Publikationsrepositorium - Helmholtz-Zentrum Dresden-Rossendorf

Proteins are important biomolecules in all living cells. They perform a large array of functions within organisms. To understand the speciation of actinides in living organisms, their interactions with proteins need to be explored on a molecular level.

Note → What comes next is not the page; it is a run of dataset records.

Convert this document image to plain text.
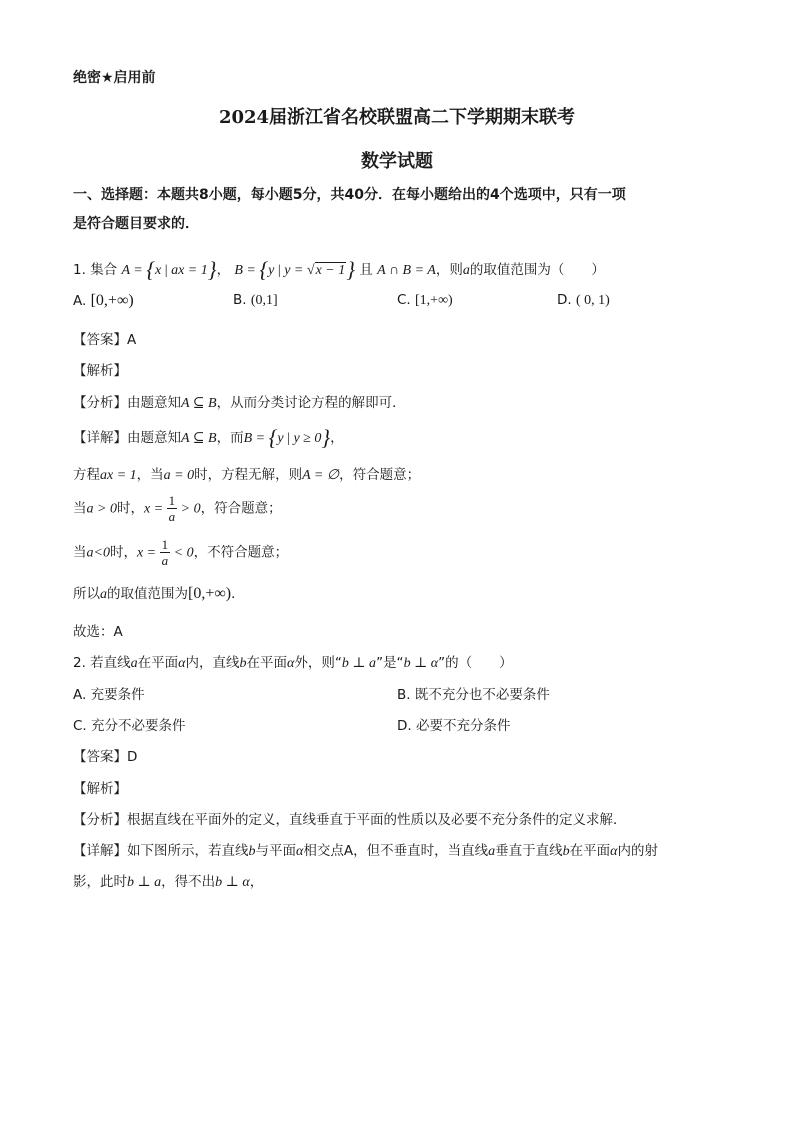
绝密★启用前
2024届浙江省名校联盟高二下学期期末联考
数学试题
一、选择题：本题共8小题，每小题5分，共40分．在每小题给出的4个选项中，只有一项
是符合题目要求的．
1. 集合 A = {x | ax = 1}， B = {y | y = √x − 1} 且 A ∩ B = A，则a的取值范围为（　　）
A. [0,+∞)	B. (0,1]	C. [1,+∞)	D. ( 0, 1)
【答案】A
【解析】
【分析】由题意知A ⊆ B，从而分类讨论方程的解即可．
【详解】由题意知A ⊆ B，而B = {y | y ≥ 0}，
方程ax = 1，当a = 0时，方程无解，则A = ∅，符合题意；
当a > 0时，$x = \frac{1}{a} > 0$，符合题意；
当a<0时，$x = \frac{1}{a} < 0$，不符合题意；
所以a的取值范围为[0,+∞)．
故选：A
2. 若直线a在平面α内，直线b在平面α外，则“b ⊥ a”是“b ⊥ α”的（　　）
A. 充要条件	B. 既不充分也不必要条件
C. 充分不必要条件	D. 必要不充分条件
【答案】D
【解析】
【分析】根据直线在平面外的定义，直线垂直于平面的性质以及必要不充分条件的定义求解．
【详解】如下图所示，若直线b与平面α相交点A，但不垂直时，当直线a垂直于直线b在平面α内的射
影，此时b ⊥ a，得不出b ⊥ α，
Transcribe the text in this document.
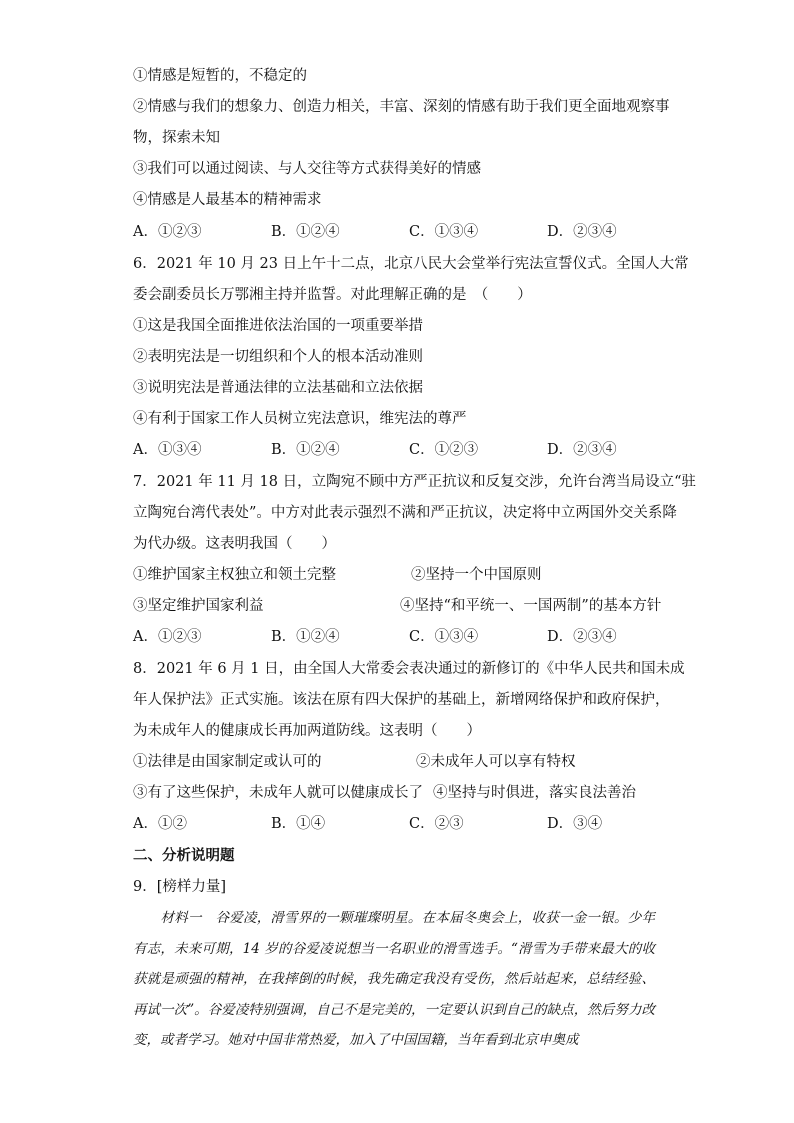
①情感是短暂的，不稳定的
②情感与我们的想象力、创造力相关，丰富、深刻的情感有助于我们更全面地观察事
物，探索未知
③我们可以通过阅读、与人交往等方式获得美好的情感
④情感是人最基本的精神需求
A．①②③	B．①②④	C．①③④	D．②③④
6．2021 年 10 月 23 日上午十二点，北京八民大会堂举行宪法宣誓仪式。全国人大常
委会副委员长万鄂湘主持并监誓。对此理解正确的是　（　　）
①这是我国全面推进依法治国的一项重要举措
②表明宪法是一切组织和个人的根本活动准则
③说明宪法是普通法律的立法基础和立法依据
④有利于国家工作人员树立宪法意识，维宪法的尊严
A．①③④	B．①②④	C．①②③	D．②③④
7．2021 年 11 月 18 日，立陶宛不顾中方严正抗议和反复交涉，允许台湾当局设立“驻
立陶宛台湾代表处”。中方对此表示强烈不满和严正抗议，决定将中立两国外交关系降
为代办级。这表明我国（　　）
①维护国家主权独立和领土完整	②坚持一个中国原则
③坚定维护国家利益	④坚持“和平统一、一国两制”的基本方针
A．①②③	B．①②④	C．①③④	D．②③④
8．2021 年 6 月 1 日，由全国人大常委会表决通过的新修订的《中华人民共和国未成
年人保护法》正式实施。该法在原有四大保护的基础上，新增网络保护和政府保护，
为未成年人的健康成长再加两道防线。这表明（　　）
①法律是由国家制定或认可的	②未成年人可以享有特权
③有了这些保护，未成年人就可以健康成长了 ④坚持与时俱进，落实良法善治
A．①②	B．①④	C．②③	D．③④
二、分析说明题
9．[榜样力量]
　　材料一　谷爱凌，滑雪界的一颗璀璨明星。在本届冬奥会上，收获一金一银。少年有志，未来可期，14 岁的谷爱凌说想当一名职业的滑雪选手。“滑雪为手带来最大的收获就是顽强的精神，在我摔倒的时候，我先确定我没有受伤，然后站起来，总结经验、再试一次”。谷爱凌特别强调，自己不是完美的，一定要认识到自己的缺点，然后努力改变，或者学习。她对中国非常热爱，加入了中国国籍，当年看到北京申奥成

Bacterial surface layers (S-layers) are common surface structures in many bacteria and archaea consisting of so-called surface-layer proteins (S-layer proteins) [1]. So far, we could show that S-layers proteins of Lysinibacillus sphaericus JG-A12 selectively bind several metals including U, Pd, Au, and Eu, partly with a high affinity [2]. In the present work we studied the interaction of Cm(III) with bacterial S-layer proteins of L. sphaericus JG-A12.

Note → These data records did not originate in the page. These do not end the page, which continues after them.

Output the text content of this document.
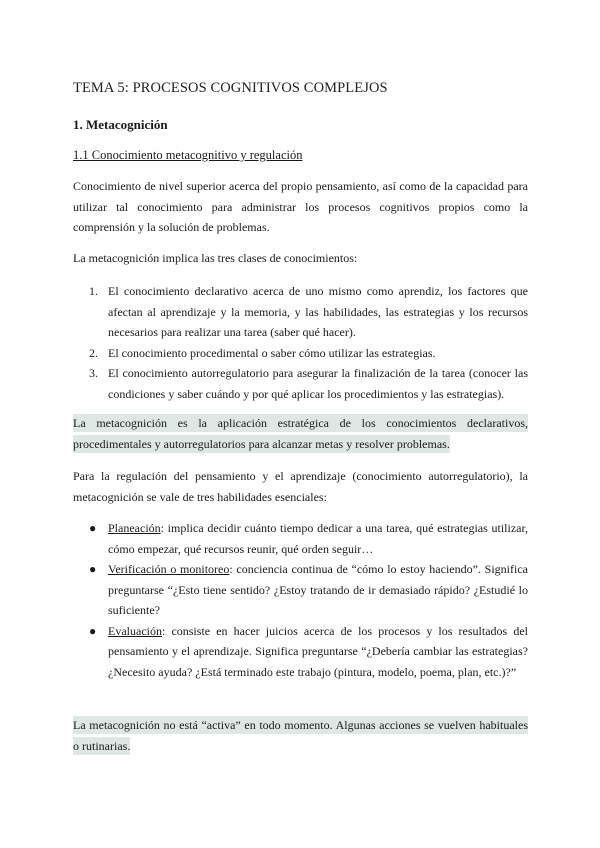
TEMA 5: PROCESOS COGNITIVOS COMPLEJOS
1. Metacognición
1.1 Conocimiento metacognitivo y regulación

Conocimiento de nivel superior acerca del propio pensamiento, así como de la capacidad para utilizar tal conocimiento para administrar los procesos cognitivos propios como la comprensión y la solución de problemas.

La metacognición implica las tres clases de conocimientos:

1. El conocimiento declarativo acerca de uno mismo como aprendiz, los factores que afectan al aprendizaje y la memoria, y las habilidades, las estrategias y los recursos necesarios para realizar una tarea (saber qué hacer).
2. El conocimiento procedimental o saber cómo utilizar las estrategias.
3. El conocimiento autorregulatorio para asegurar la finalización de la tarea (conocer las condiciones y saber cuándo y por qué aplicar los procedimientos y las estrategias).

La metacognición es la aplicación estratégica de los conocimientos declarativos, procedimentales y autorregulatorios para alcanzar metas y resolver problemas.

Para la regulación del pensamiento y el aprendizaje (conocimiento autorregulatorio), la metacognición se vale de tres habilidades esenciales:

● Planeación: implica decidir cuánto tiempo dedicar a una tarea, qué estrategias utilizar, cómo empezar, qué recursos reunir, qué orden seguir…
● Verificación o monitoreo: conciencia continua de “cómo lo estoy haciendo”. Significa preguntarse “¿Esto tiene sentido? ¿Estoy tratando de ir demasiado rápido? ¿Estudié lo suficiente?
● Evaluación: consiste en hacer juicios acerca de los procesos y los resultados del pensamiento y el aprendizaje. Significa preguntarse “¿Debería cambiar las estrategias? ¿Necesito ayuda? ¿Está terminado este trabajo (pintura, modelo, poema, plan, etc.)?”

La metacognición no está “activa” en todo momento. Algunas acciones se vuelven habituales o rutinarias.
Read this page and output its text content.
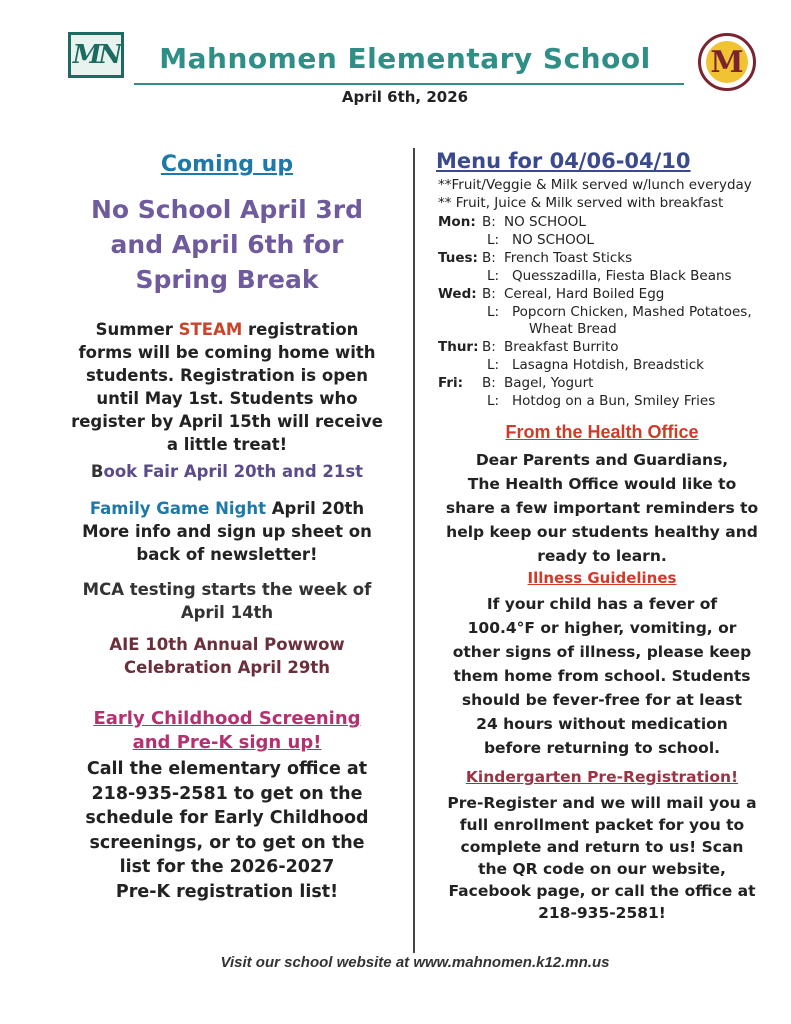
MN	Mahnomen Elementary School
April 6th, 2026
M
Coming up
No School April 3rd
and April 6th for
Spring Break
Summer STEAM registration
forms will be coming home with
students. Registration is open
until May 1st. Students who
register by April 15th will receive
a little treat!
Book Fair April 20th and 21st
Family Game Night April 20th
More info and sign up sheet on
back of newsletter!
MCA testing starts the week of
April 14th
AIE 10th Annual Powwow
Celebration April 29th
Early Childhood Screening
and Pre-K sign up!
Call the elementary office at
218-935-2581 to get on the
schedule for Early Childhood
screenings, or to get on the
list for the 2026-2027
Pre-K registration list!
Menu for 04/06-04/10
**Fruit/Veggie & Milk served w/lunch everyday
** Fruit, Juice & Milk served with breakfast
Mon: B: NO SCHOOL
L: NO SCHOOL
Tues: B: French Toast Sticks
L: Quesszadilla, Fiesta Black Beans
Wed: B: Cereal, Hard Boiled Egg
L: Popcorn Chicken, Mashed Potatoes,
Wheat Bread
Thur: B: Breakfast Burrito
L: Lasagna Hotdish, Breadstick
Fri:	B: Bagel, Yogurt
L: Hotdog on a Bun, Smiley Fries
From the Health Office
Dear Parents and Guardians,
The Health Office would like to
share a few important reminders to
help keep our students healthy and
ready to learn.
Illness Guidelines
If your child has a fever of
100.4°F or higher, vomiting, or
other signs of illness, please keep
them home from school. Students
should be fever-free for at least
24 hours without medication
before returning to school.
Kindergarten Pre-Registration!
Pre-Register and we will mail you a
full enrollment packet for you to
complete and return to us! Scan
the QR code on our website,
Facebook page, or call the office at
218-935-2581!
Visit our school website at www.mahnomen.k12.mn.us
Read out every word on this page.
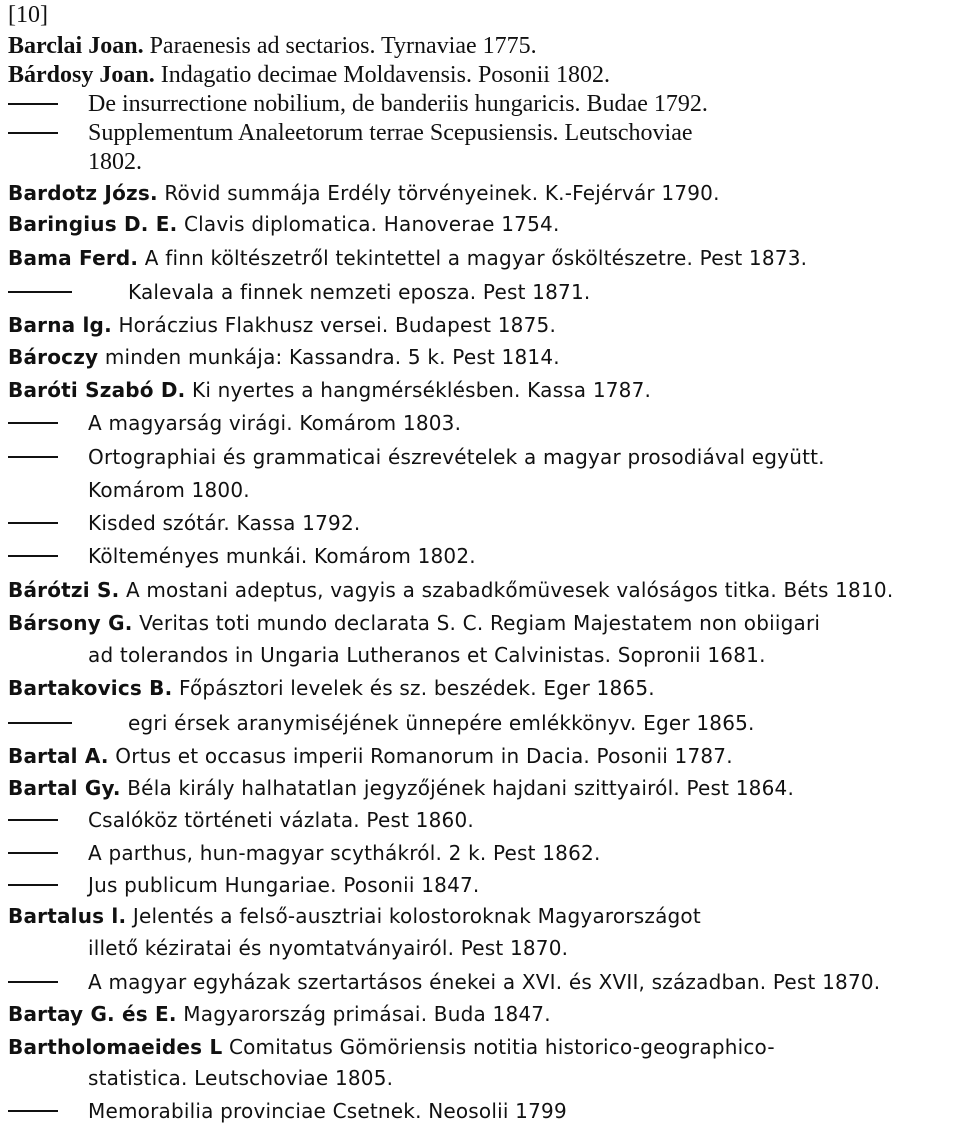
[10]
Barclai Joan. Paraenesis ad sectarios. Tyrnaviae 1775.
Bárdosy Joan. Indagatio decimae Moldavensis. Posonii 1802.
De insurrectione nobilium, de banderiis hungaricis. Budae 1792.
Supplementum Analeetorum terrae Scepusiensis. Leutschoviae
1802.
Bardotz Józs. Rövid summája Erdély törvényeinek. K.-Fejérvár 1790.
Baringius D. E. Clavis diplomatica. Hanoverae 1754.
Bama Ferd. A finn költészetről tekintettel a magyar ősköltészetre. Pest 1873.
Kalevala a finnek nemzeti eposza. Pest 1871.
Barna lg. Horáczius Flakhusz versei. Budapest 1875.
Bároczy minden munkája: Kassandra. 5 k. Pest 1814.
Baróti Szabó D. Ki nyertes a hangmérséklésben. Kassa 1787.
A magyarság virági. Komárom 1803.
Ortographiai és grammaticai észrevételek a magyar prosodiával együtt.
Komárom 1800.
Kisded szótár. Kassa 1792.
Költeményes munkái. Komárom 1802.
Bárótzi S. A mostani adeptus, vagyis a szabadkőmüvesek valóságos titka. Béts 1810.
Bársony G. Veritas toti mundo declarata S. C. Regiam Majestatem non obiigari
ad tolerandos in Ungaria Lutheranos et Calvinistas. Sopronii 1681.
Bartakovics B. Főpásztori levelek és sz. beszédek. Eger 1865.
egri érsek aranymiséjének ünnepére emlékkönyv. Eger 1865.
Bartal A. Ortus et occasus imperii Romanorum in Dacia. Posonii 1787.
Bartal Gy. Béla király halhatatlan jegyzőjének hajdani szittyairól. Pest 1864.
Csalóköz történeti vázlata. Pest 1860.
A parthus, hun-magyar scythákról. 2 k. Pest 1862.
Jus publicum Hungariae. Posonii 1847.
Bartalus l. Jelentés a felső-ausztriai kolostoroknak Magyarországot
illető kéziratai és nyomtatványairól. Pest 1870.
A magyar egyházak szertartásos énekei a XVI. és XVII, században. Pest 1870.
Bartay G. és E. Magyarország primásai. Buda 1847.
Bartholomaeides L Comitatus Gömöriensis notitia historico-geographico-
statistica. Leutschoviae 1805.
Memorabilia provinciae Csetnek. Neosolii 1799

The formation of aqueous Cm(III) S-layer protein complexes was studied at room temperature by time-resolved laser-induced fluorescence spectroscopy (TRLFS) in 0.1 M NaCl solutions. The experiments were performed at a fixed total concentration for Cm(III) 0.88 µM and the S-layer protein of 5 g/L (39.6 µM) by varying the pH (2.0-9.0) and the type of S-layer. Based on their individual luminescence spectra and lifetimes, a specific and unspecific Cm(III) binding could be distinguished. The formation of the specific Cm3+-S-layer complex A and unspecific Cm3+-S-layer complex B depend on pH and the Ca2+ amount in the S-layer types. The influence of Ca2+ on the Cm3+ S-layer complexation was investigated by Ca2+ titration experiments. The specific Cm3+-S-layer complex A is characterized by a narrow emission band at 602.5 nm combined with a long lifetime of 310 µs. The spectroscopic EDTA titration of Cm3+-S-layer complex A showed an exchange of S-layer ligands by EDTA in the first coordination sphere of Cm(III) at EDTA concentrations of 40 µM and higher. This corresponds to a EDTA:S-layer protein ratio of 1:1.

References:

[1] M. Sára, U.B. Sleytr, J. Bacteriol. 2000, 182,859. [2] M.L. Merroun et al., Appl. Environ. Microbiol. 2005, 71,5532.